Vice Principals sprouts from the dark, twisted, and brutally funny mind of actor and writer Danny McBride, whose previous HBO series, Eastbound and Down, plunged to new depths of tastelessness and black humor. There is no one to root for in this tale of two idiotic school administrators who are endlessly thwarted in their attempts to advance their careers. It takes place in a moral universe where God is either dead or actively shitting on humanity, a comic version of Seneca's Thyestes, in which two brothers brutalize each other beyond description. I virtually never agree with the substance of John Oliver's soliloquies on the news of the week—his recent, ill-informed take on charter schools provides an example why—but he's always intellectually challenging in a way that extends his Daily Show roots into new and more complicated areas. In this, he's paralleling what Larry David's Curb Your Enthusiasm did with Seinfeld, spinning platinum from a show that was already solid gold.

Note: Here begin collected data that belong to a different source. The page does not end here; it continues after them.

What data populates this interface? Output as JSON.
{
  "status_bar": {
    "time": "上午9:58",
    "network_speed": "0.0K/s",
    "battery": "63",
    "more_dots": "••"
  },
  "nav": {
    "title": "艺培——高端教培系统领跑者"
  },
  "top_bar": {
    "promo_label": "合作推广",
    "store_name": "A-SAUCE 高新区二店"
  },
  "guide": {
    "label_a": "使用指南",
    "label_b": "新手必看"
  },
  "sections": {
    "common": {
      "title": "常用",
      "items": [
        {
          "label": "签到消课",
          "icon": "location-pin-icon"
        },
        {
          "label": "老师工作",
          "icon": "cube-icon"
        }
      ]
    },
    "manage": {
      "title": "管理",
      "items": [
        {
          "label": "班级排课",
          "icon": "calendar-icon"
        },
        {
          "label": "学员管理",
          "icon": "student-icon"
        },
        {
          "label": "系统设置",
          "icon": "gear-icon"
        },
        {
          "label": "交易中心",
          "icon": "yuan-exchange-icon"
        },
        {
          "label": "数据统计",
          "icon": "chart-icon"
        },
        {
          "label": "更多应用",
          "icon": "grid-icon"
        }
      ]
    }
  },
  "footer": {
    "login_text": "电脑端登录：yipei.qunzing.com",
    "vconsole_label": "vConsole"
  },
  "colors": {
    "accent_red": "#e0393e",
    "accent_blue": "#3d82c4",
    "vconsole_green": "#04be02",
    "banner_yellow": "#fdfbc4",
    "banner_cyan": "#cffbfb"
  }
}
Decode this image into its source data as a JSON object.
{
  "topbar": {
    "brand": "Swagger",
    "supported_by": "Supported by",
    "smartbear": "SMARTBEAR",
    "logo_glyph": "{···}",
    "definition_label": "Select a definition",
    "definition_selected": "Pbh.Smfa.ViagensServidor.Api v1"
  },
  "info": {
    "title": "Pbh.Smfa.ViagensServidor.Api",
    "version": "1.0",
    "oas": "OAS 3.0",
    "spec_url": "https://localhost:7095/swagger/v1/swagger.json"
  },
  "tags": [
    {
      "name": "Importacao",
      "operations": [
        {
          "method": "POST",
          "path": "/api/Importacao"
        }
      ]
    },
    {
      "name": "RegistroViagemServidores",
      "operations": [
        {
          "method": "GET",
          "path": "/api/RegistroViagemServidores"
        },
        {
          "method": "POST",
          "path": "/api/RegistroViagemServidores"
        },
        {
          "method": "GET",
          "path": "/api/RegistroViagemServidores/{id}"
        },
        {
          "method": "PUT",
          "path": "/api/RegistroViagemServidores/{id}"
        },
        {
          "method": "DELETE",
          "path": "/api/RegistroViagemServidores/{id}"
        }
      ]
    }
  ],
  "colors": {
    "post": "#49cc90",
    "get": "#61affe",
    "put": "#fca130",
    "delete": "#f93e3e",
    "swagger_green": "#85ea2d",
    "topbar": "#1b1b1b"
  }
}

None of this is to suggest that HBO, any more than its less-accomplished competitor, Showtime, is infallible (Vinyl, anyone?) or that it's series aren't open to criticism. But HBO uses its economic freedom from advertisers and its aesthetic and intellectual freedom from the FCC and cable-operator bureaucrats to produce TV for literate and literary viewers who want complex plots, relevant and highly charged themes, and adult situations (which is so much than mere nudity and sex scenes).
In an era where free speech is under attack on college campuses, in politics, and the workplace, HBO isn't afraid to crank out shows that warrant trigger warnings longer than your arm and to engage politics more directly than a Saudi Arabian Clinton Foundation donor. The result is programming that we're willing to pay extra for, build our Sunday nights around, and wake up on Mondays at 6.30 A.M totally sleep-deprived.
If only the rest of life was so bankable.